Le salaire maximum (ou revenu maximal) est la fixation d'un plafond pour les revenus. C'est un sujet généralement discuté dans le but de réduire l'écart des revenus.

Cela peut être obtenu par la fixation d'un taux d'imposition de 100% pour la tranche supérieure de l'impôt sur le revenu (le seuil de cette tranche définissant ainsi le revenu maximal). Cette mesure, qui suppose une redistribution a posteriori par l'État bourgeois, est hautement contradictoire avec toute la logique du capitalisme, et n'a donc jamais été appliquée, hormis dans les années 1960 en Suède.

Cela peut aussi être obtenu dans une situation où l'économie serait planifiée démocratiquement : il n'y aurait pas de riches rentiers et dans les entreprises autogérées, les travailleur·ses n'attribueraient pas des revenus mirobolants à certains d'entre eux·elles. Dans ce cas, le revenu maximal est obtenu a priori (et non pas par la redistribution).

1 Histoire[modifier | modifier le wikicode]

1.1 Sociétés précapitalistes[modifier | modifier le wikicode]

1.1.1 Généralités[modifier | modifier le wikicode]

On retrouve une réflexion sur un revenu maximal chez le philosophe grec Platon[1] qui préconisait une échelle de 1 à 4.

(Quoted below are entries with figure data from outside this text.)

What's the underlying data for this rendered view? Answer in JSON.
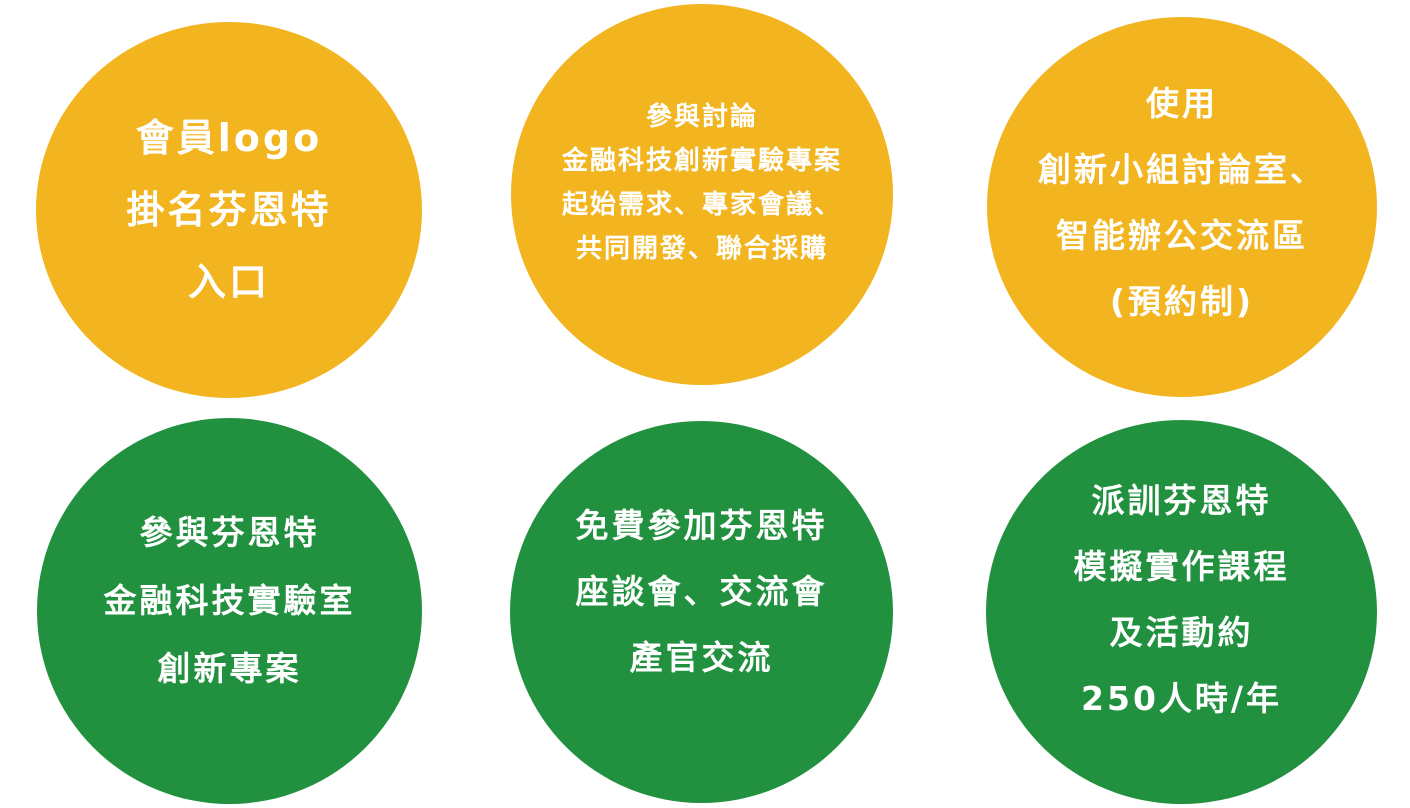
{
  "colors": {
    "yellow": "#f2b41f",
    "green": "#219140",
    "text": "#ffffff",
    "background": "#ffffff"
  },
  "circles": [
    {
      "color": "yellow",
      "lines": [
        "會員logo",
        "掛名芬恩特",
        "入口"
      ]
    },
    {
      "color": "yellow",
      "lines": [
        "參與討論",
        "金融科技創新實驗專案",
        "起始需求、專家會議、",
        "共同開發、聯合採購"
      ]
    },
    {
      "color": "yellow",
      "lines": [
        "使用",
        "創新小組討論室、",
        "智能辦公交流區",
        "(預約制)"
      ]
    },
    {
      "color": "green",
      "lines": [
        "參與芬恩特",
        "金融科技實驗室",
        "創新專案"
      ]
    },
    {
      "color": "green",
      "lines": [
        "免費參加芬恩特",
        "座談會、交流會",
        "產官交流"
      ]
    },
    {
      "color": "green",
      "lines": [
        "派訓芬恩特",
        "模擬實作課程",
        "及活動約",
        "250人時/年"
      ]
    }
  ]
}
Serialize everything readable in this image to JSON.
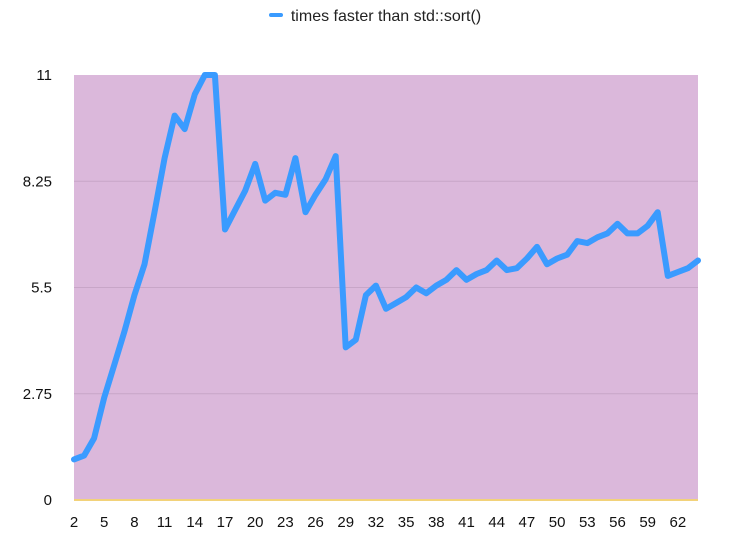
{
  "chart_data": {
    "type": "line",
    "title": "",
    "xlabel": "",
    "ylabel": "",
    "ylim": [
      0,
      11
    ],
    "yticks": [
      "0",
      "2.75",
      "5.5",
      "8.25",
      "11"
    ],
    "xtick_labels": [
      "2",
      "5",
      "8",
      "11",
      "14",
      "17",
      "20",
      "23",
      "26",
      "29",
      "32",
      "35",
      "38",
      "41",
      "44",
      "47",
      "50",
      "53",
      "56",
      "59",
      "62"
    ],
    "grid": true,
    "legend_position": "top",
    "plot_background": "#dbb8db",
    "series": [
      {
        "name": "times faster than std::sort()",
        "color": "#3a9bff",
        "x": [
          2,
          3,
          4,
          5,
          6,
          7,
          8,
          9,
          10,
          11,
          12,
          13,
          14,
          15,
          16,
          17,
          18,
          19,
          20,
          21,
          22,
          23,
          24,
          25,
          26,
          27,
          28,
          29,
          30,
          31,
          32,
          33,
          34,
          35,
          36,
          37,
          38,
          39,
          40,
          41,
          42,
          43,
          44,
          45,
          46,
          47,
          48,
          49,
          50,
          51,
          52,
          53,
          54,
          55,
          56,
          57,
          58,
          59,
          60,
          61,
          62,
          63,
          64
        ],
        "values": [
          1.05,
          1.15,
          1.6,
          2.65,
          3.5,
          4.35,
          5.3,
          6.1,
          7.45,
          8.85,
          9.95,
          9.6,
          10.5,
          11.0,
          11.0,
          7.0,
          7.5,
          8.0,
          8.7,
          7.75,
          7.95,
          7.9,
          8.85,
          7.45,
          7.9,
          8.3,
          8.9,
          3.95,
          4.15,
          5.3,
          5.55,
          4.95,
          5.1,
          5.25,
          5.5,
          5.35,
          5.55,
          5.7,
          5.95,
          5.7,
          5.85,
          5.95,
          6.2,
          5.95,
          6.0,
          6.25,
          6.55,
          6.1,
          6.25,
          6.35,
          6.7,
          6.65,
          6.8,
          6.9,
          7.15,
          6.9,
          6.9,
          7.1,
          7.45,
          5.8,
          5.9,
          6.0,
          6.2
        ]
      }
    ]
  }
}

Dans les sociétés précapitalistes, les inégalités pouvaient être énormes, mais il n'y avait pas les conditions pour un large débat sur les revenus. Les classes possédantes s'accaparaient la plus grande part des richesses sans encombre. En particulier la noblesse, car pour la bourgeoisie, il pouvait encore y avoir une certaine « précarité » de la richesse (saisies ou répudiation de dettes par les aristocrates...).

1.1.2 Régulations de certains secteurs[modifier | modifier le wikicode]

Il a pu arriver que des pénuries de main d’œuvre dans certains secteurs fassent beaucoup augmenter les salaires de certains ouvriers qualifiés, faisant réagir les autorités.

Une réglementation sur le salaire maximal des ouvriers est promulguée par ordonnance royale en 1383 en France[2].

En Angleterre, le Statut des artificiers de 1562 a permis aux juges de paix de fixer le salaire et le salaire maximum en fonction de « l'abondance ou la rareté de l'époque ».

Pour la même raison les colonies américaines au 17e siècle ont créé un salaire plafond et la durée minimale de l'emploi[3].

Lors de la révolution française, le décret du 4 août 1789 a plafonné à 3 000 livres annuelles les revenus tirés de rentes.

1.2 Russie soviétique[modifier | modifier le wikicode]

Après la Révolution d'Octobre, le pouvoir soviétique met en place un système voulant tendre vers l'égalité salariale, en commençant par fixer un écart maximal de 1 à 3 entre salaire minimum et salaire maximum (pour les fonctionnaires et les communistes). Le maximum était appelé partmaximum. Le partmaximum a été aboli par Staline en 1932.

1.3 Réformes dans les pays capitalistes[modifier | modifier le wikicode]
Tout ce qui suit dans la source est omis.